The Committee Report states that “The Committee found glaring inconsistencies between the letter and intent of the CREATE law and the rules and regulations issued to implement its provisions. These inconsistencies were abject in (1) the disrespect for the transition period prescribed under Section 311 of the Tax Code about the VAT privileges attached to the preferential five percent (5%) tax on gross income earned (GIE); and (2) the distinction between registered domestic and export enterprises in applying VAT privileges, when the law did not make such distinctions.”

“With the coming amendments, we expect issue no. 1 to be resolved. Issue No. 2 will still be pending, so we hope the DOF and DTI can resolve that.”

Salceda said that the Committee came up with the 68-page report to emphasize “that the problems cited about CREATE Law are matters of interpretation and can be resolved through executive issuances.”

“Representatives from the business sector have brought these VAT issues to the President’s attention and have cited them as affecting our competitiveness as an investment destination.

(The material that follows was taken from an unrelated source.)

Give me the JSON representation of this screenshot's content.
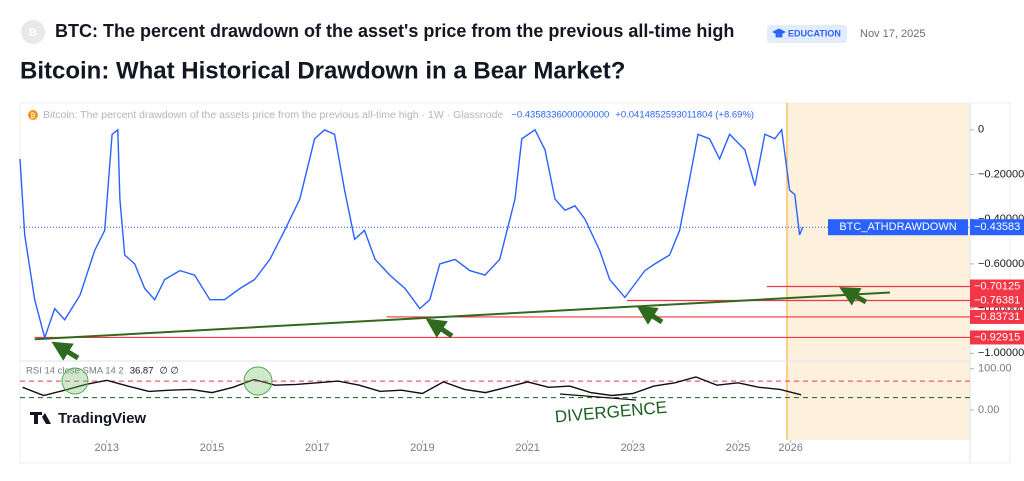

So, we worked with the DOF, DTI, and other agencies to address them as much as we can.”

Apart from issuances related to the CREATE Law, the committee report also recommended “For the DTI-BOI to expand its reach as a non-zone-based investment promotion agency (IPA) by integrating incentive promotion in its DTI regional offices; For the BIR to improve the processing of VAT refund claims; and For the concerned government agencies to submit periodic status reports to the Committee pursuant to Section 290 of the NIRC of 1997, as amended.”

“The DTI and BOI have to proactively expand access to investment promotion services across the regions, and the BIR must take cognizance of its role to enable businesses so that we can collect more revenues from a bigger pie.”

“We hope to put all questions about CREATE’s IRR to rest before the year ends,” Salceda added.